With the nurses who were demonstrating in Parliament Square against pay cap of this week, the Prime Minister, Theresa May was asked by the Labour leader Jeremy Corbyn about if public sector workers could be paid more.

She responded by fault of the last Labour government for the amount of debt that the country has, saying: “As a result of the decisions that the Labour Party took on the government that we now have to pay more in debt interest than on NHS pay.”

Reality check asked Downing Street for the figures back and told them that in 2016-17 debt interest costs was expected to have been £49.1 bn, while NHS staff costs for the year were £48.1 million euros.

Let’s take a look at these figures.

The interests of the debt of the costs of the figure comes from the Office of Budget Responsibility (OBR) economic and fiscal outlook from the time of the Budget in the month of March.

The trick with this figure is that the OBR comes up with two numbers depending on whether or not you count what is known as the Asset Purchase program (APF).

As part of its attempts to stimulate the economy, the Bank of England has bought a large amount of uk government bonds.

The government has to pay interest on those bonds, so that makes interest payments to the Bank of England.

But once a quarter, the Bank of England returns interest payments to the government.

The OBR of the title figure does not count the money that has been returned as part of the expenses of the government. In 2016-17 it was £36.0 million euros.

Used by Theresa May ignores the fact that the money was returned to the coffers of the government, so that the total of £49.1 million euros.

The EPA

The figure for the NHS pay is surprisingly difficult to give a definitive answer.

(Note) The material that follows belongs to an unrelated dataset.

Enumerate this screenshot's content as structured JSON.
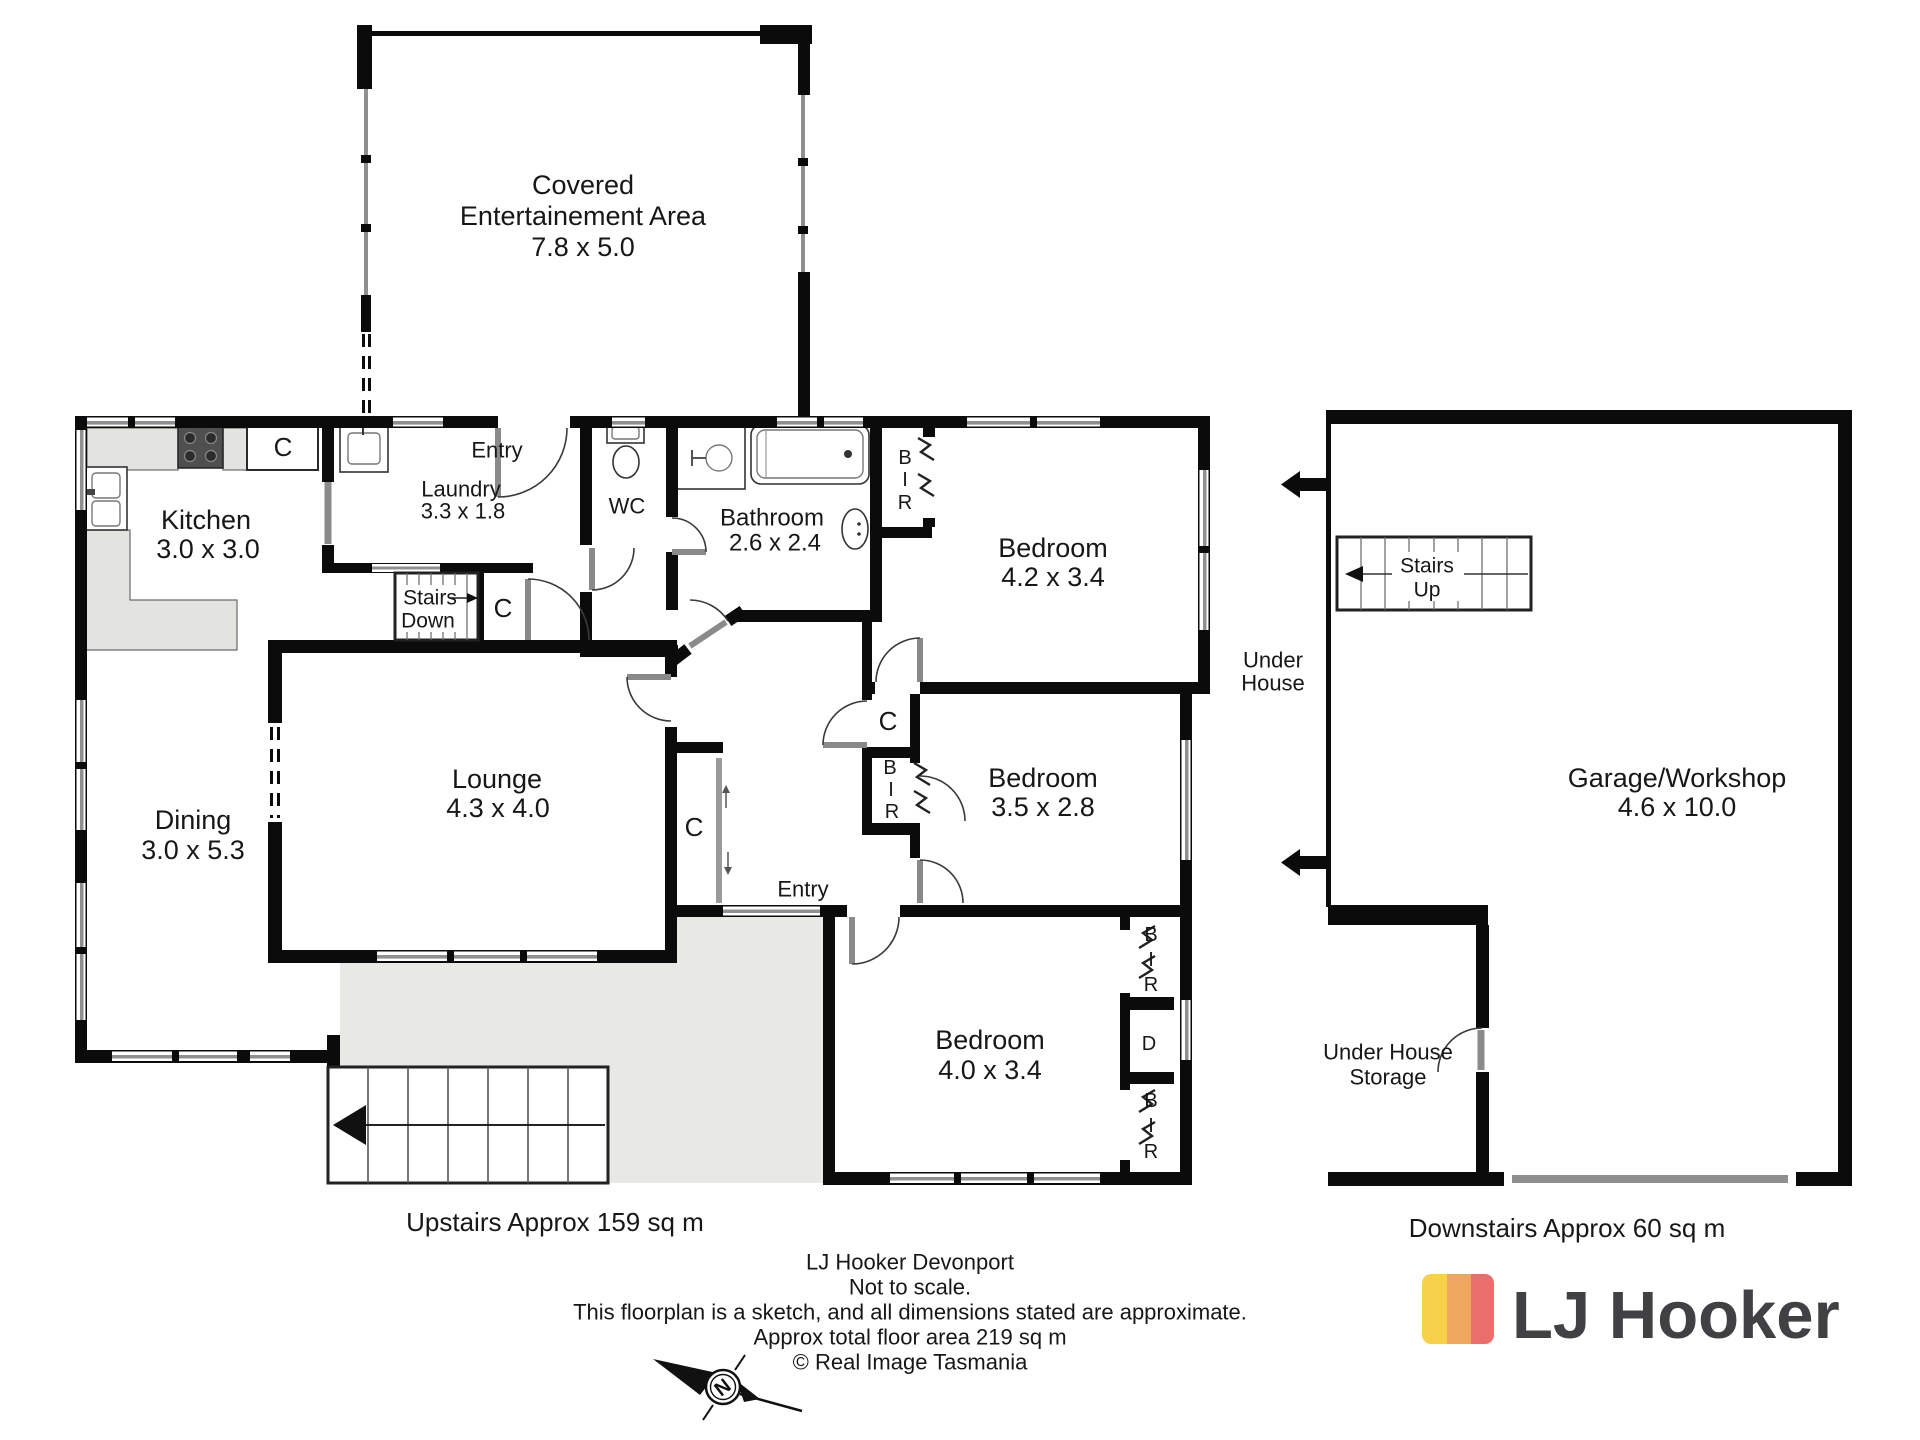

The number of Downing Street gave comes from the Department of Health, annual report and accounts.

The figure of £48.1 bn is for all the permanently employed staff of the departmental group, which means that it includes people who work full time for the NHS in England, as well as those who work for the Department of Health and arm’s length bodies such as the Public Health of England. Includes employer national insurance contributions and pension contributions.

Does not include any person who works for the NHS in Scotland, Wales or Northern Ireland because the staff are not paid for by the devolved administrations.

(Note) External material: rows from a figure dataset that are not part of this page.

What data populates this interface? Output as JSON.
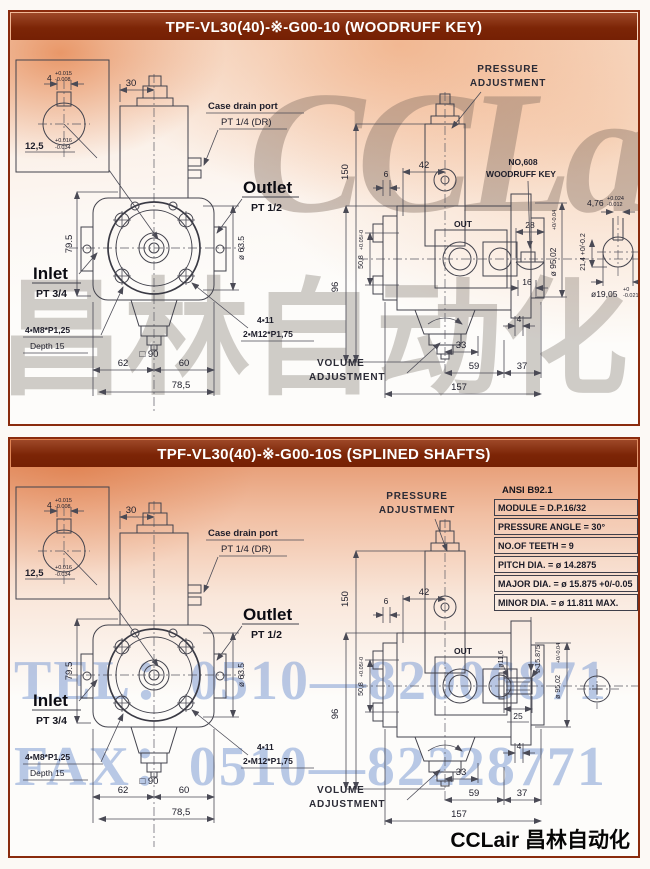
{
  "watermarks": {
    "cclair": "CCLair",
    "chinese": "昌林自动化",
    "tel": "TEL：0510—82006871",
    "fax": "FAX：0510—82228771"
  },
  "footer": {
    "brand": "CCLair 昌林自动化"
  },
  "colors": {
    "title_bar": "#7c2506",
    "panel_border": "#8a2b0d",
    "wash_orange": "#e07a3e",
    "watermark_blue": "#809cd4",
    "line": "#43434d"
  },
  "shared": {
    "labels": {
      "inlet": "Inlet",
      "inlet_pt": "PT 3/4",
      "outlet": "Outlet",
      "outlet_pt": "PT 1/2",
      "case_drain_1": "Case drain port",
      "case_drain_2": "PT 1/4 (DR)",
      "bolts": "4▪M8*P1,25",
      "bolts_depth": "Depth 15",
      "holes": "4▪11",
      "studs": "2▪M12*P1,75",
      "out": "OUT",
      "pressure_1": "PRESSURE",
      "pressure_2": "ADJUSTMENT",
      "volume_1": "VOLUME",
      "volume_2": "ADJUSTMENT"
    },
    "dims": {
      "d30": "30",
      "d79_5": "79.5",
      "d62": "62",
      "d60": "60",
      "d78_5": "78,5",
      "d90": "□ 90",
      "d63_5": "ø 63.5",
      "d150": "150",
      "d96": "96",
      "d42": "42",
      "d6": "6",
      "d50_8": "50,8",
      "d50_8_tol": "+0.05/-0",
      "d95": "ø 95,02",
      "d95_tol": "+0/-0.04",
      "d4": "4",
      "d33": "33",
      "d59": "59",
      "d37": "37",
      "d157": "157",
      "inset_w": "4",
      "inset_w_p": "+0.015",
      "inset_w_m": "-0.008",
      "inset_d": "12,5",
      "inset_d_p": "+0.016",
      "inset_d_m": "-0.034"
    }
  },
  "panels": {
    "p1": {
      "title": "TPF-VL30(40)-※-G00-10 (WOODRUFF KEY)",
      "key_note_1": "NO,608",
      "key_note_2": "WOODRUFF KEY",
      "d28": "28",
      "d16": "16",
      "d4_76": "4,76",
      "d4_76_p": "+0.024",
      "d4_76_m": "-0.012",
      "d21_4": "21,4 +0/-0.2",
      "d19_05": "ø19,05",
      "d19_05_p": "+0",
      "d19_05_m": "-0.021"
    },
    "p2": {
      "title": "TPF-VL30(40)-※-G00-10S (SPLINED SHAFTS)",
      "d11_6": "ø11,6",
      "d15_875": "ø 15.875",
      "d25": "25",
      "table": {
        "header": "ANSI B92.1",
        "rows": [
          "MODULE = D.P.16/32",
          "PRESSURE ANGLE = 30°",
          "NO.OF TEETH = 9",
          "PITCH DIA. = ø 14.2875",
          "MAJOR DIA. = ø 15.875 +0/-0.05",
          "MINOR DIA. = ø 11.811 MAX."
        ]
      }
    }
  }
}
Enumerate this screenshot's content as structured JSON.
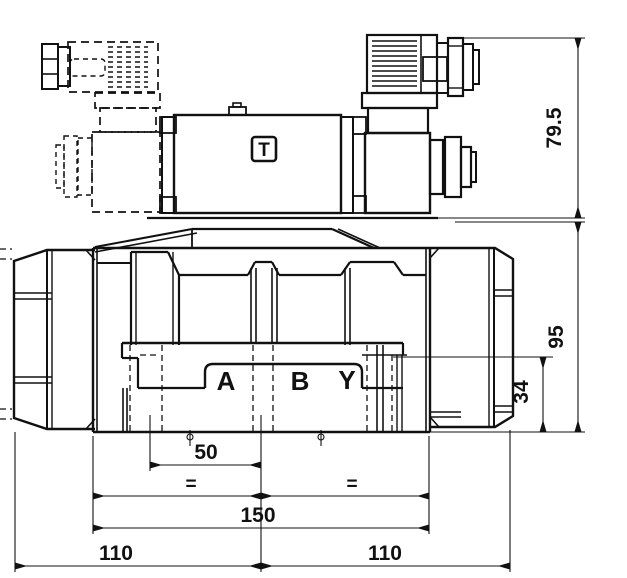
{
  "labels": {
    "solenoid_type": "T",
    "port_a": "A",
    "port_b": "B",
    "port_y": "Y"
  },
  "dimensions": {
    "solenoid_height": "79.5",
    "body_height": "95",
    "port_face_height": "34",
    "port_spacing": "50",
    "subplate_width": "150",
    "left_width": "110",
    "right_width": "110",
    "equal_left": "=",
    "equal_right": "="
  },
  "colors": {
    "line": "#111111",
    "background": "#ffffff"
  }
}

It also does not include any employee of an agency, on a temporary contract, or the majority of staff working in the GP surgeries.

We asked NHS Digital to come up with a figure only for the salaries of NHS England staff and they gave us the remarkably accurate figure of £39,450,395,739.60, that is to say, about £39.5 million.

NHS Digital warns that the figure is lower than it should be, because it excludes data for the hospital relies on the, and do not include maternity or sick leave. As with the Department of Health figures also do not include the figures for the NHS outside England, or for the GP practices.

But even this figure is greater than the amount spent in interest on the debt when the APF is taken into account.